For the purpose of analysis, investigators hoped to assess associations between white matter hyperintensities load and concurrent versus past blood pressure using models adjusted for factors including age, sex, cardiovascular risk factors, blood pressure source, assessment center, and time since baseline. Investigators pointed out associations adjusted for regression dilution bass were determined between median white matter hyperintensities and usual systolic or diastolic blood pressure, stratified by age and baseline blood pressure readings.
In total, 37,041 patients were deemed eligible for inclusion in the study and these patients had a median time between visits of 9.07 (4.28-13.49) years. Investigators noted these patients were similar to those in the overall UK Biobank population but did contain more active smokers and fewer people with a history of diabetes, angina, myocardial infarction, or antihypertensive medication use.

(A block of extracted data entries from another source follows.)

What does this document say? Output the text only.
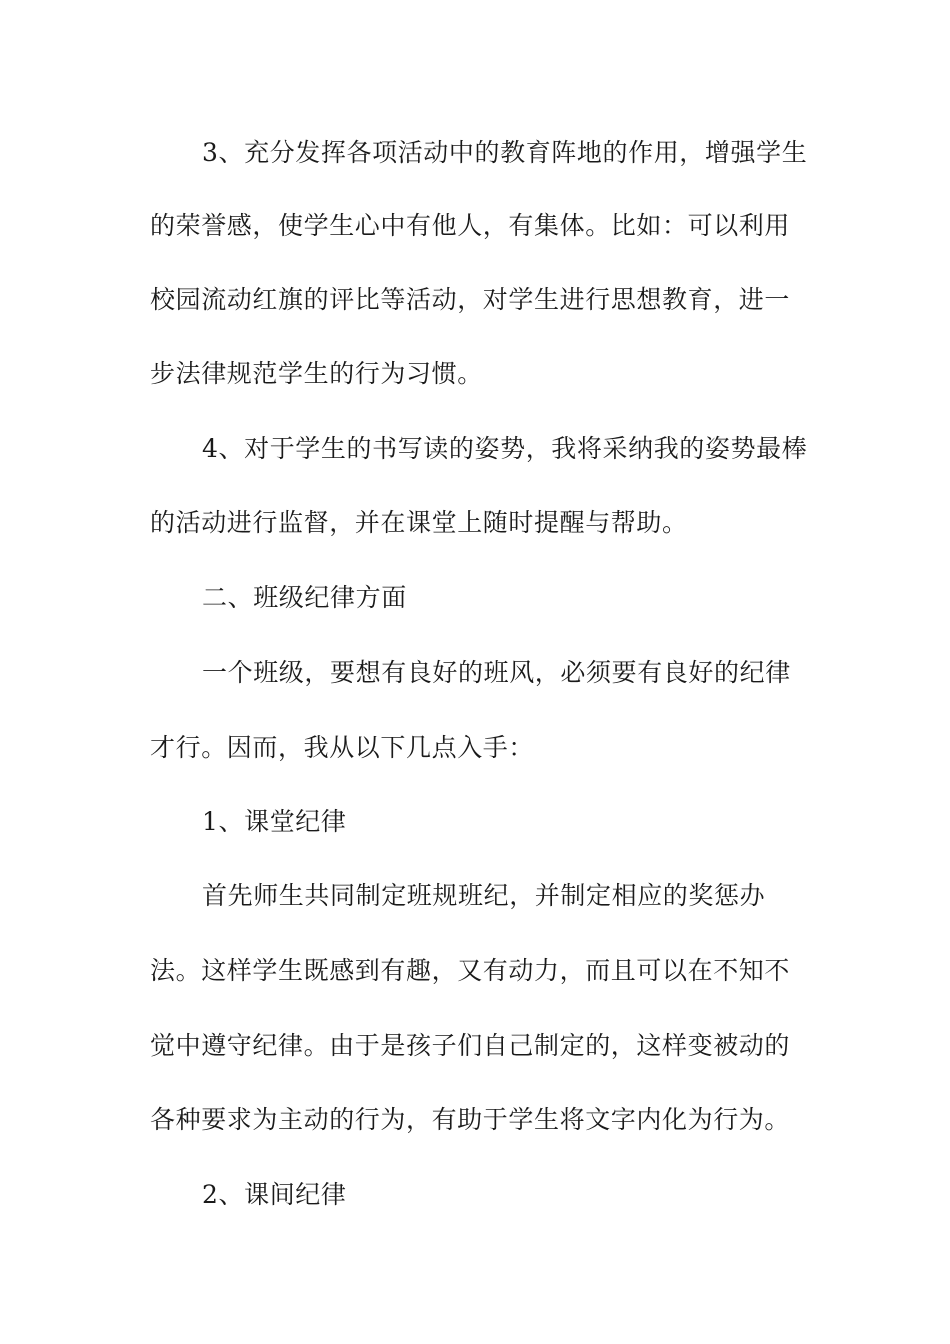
3、充分发挥各项活动中的教育阵地的作用，增强学生
的荣誉感，使学生心中有他人，有集体。比如：可以利用
校园流动红旗的评比等活动，对学生进行思想教育，进一
步法律规范学生的行为习惯。
4、对于学生的书写读的姿势，我将采纳我的姿势最棒
的活动进行监督，并在课堂上随时提醒与帮助。
二、班级纪律方面
一个班级，要想有良好的班风，必须要有良好的纪律
才行。因而，我从以下几点入手：
1、课堂纪律
首先师生共同制定班规班纪，并制定相应的奖惩办
法。这样学生既感到有趣，又有动力，而且可以在不知不
觉中遵守纪律。由于是孩子们自己制定的，这样变被动的
各种要求为主动的行为，有助于学生将文字内化为行为。
2、课间纪律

Upon analysis, results indicated white matter hyperintensities were more strongly associated with concurrent systolic blood pressure(DBP: ß=.064; 95% CI, 0.050–0.078; SBP: ß=.076; 95% CI, 0.062–0.090) but revealed the strongest association was for past diastolic blood pressure (DBP: ß=.087; 95% CI, 0.064-0.109; SBP: ß=.045; 95% CI, 0.022–0.069), especially those under 50 year of age (DBP: ß=.103; 95% CI, 0.055-0.152; SBP: ß=.012; 95% CI ,-0.044 to 0.069).
Additionally, because of the higher prevalence of elevated systolic blood pressure, investigators determined median white matter hyperintensities increased 1.126 (95% CI, 1.107–1.146) per 10 mmHg increase in usual systolic blood pressure and 1.106 (95% CI 1.090–1.122) per 5 mmHg increase in diastolic blood pressure. Results also suggested the population attributable fraction of white matter hyperintensities in the top decile was greater for elevated systolic blood pressure—19.1% for concurrent and 24.4% for past systolic blood pressure). Furthermore, results indicated any increase in blood pressure, even among patients with systolic blood pressure below 140 mmHg and diastolic blood pressure below 90 mmHg or those on antihypertensive medications, was associated with increased white matter intensities.
"Our results suggest that to ensure the best prevention of white matter hyperintensities in later life, control of diastolic blood pressure, in particular, may be required in early midlife, even for diastolic blood pressure below 90mmHg, whilst control of systolic blood pressure may be more important in late life,” Wartolowska added.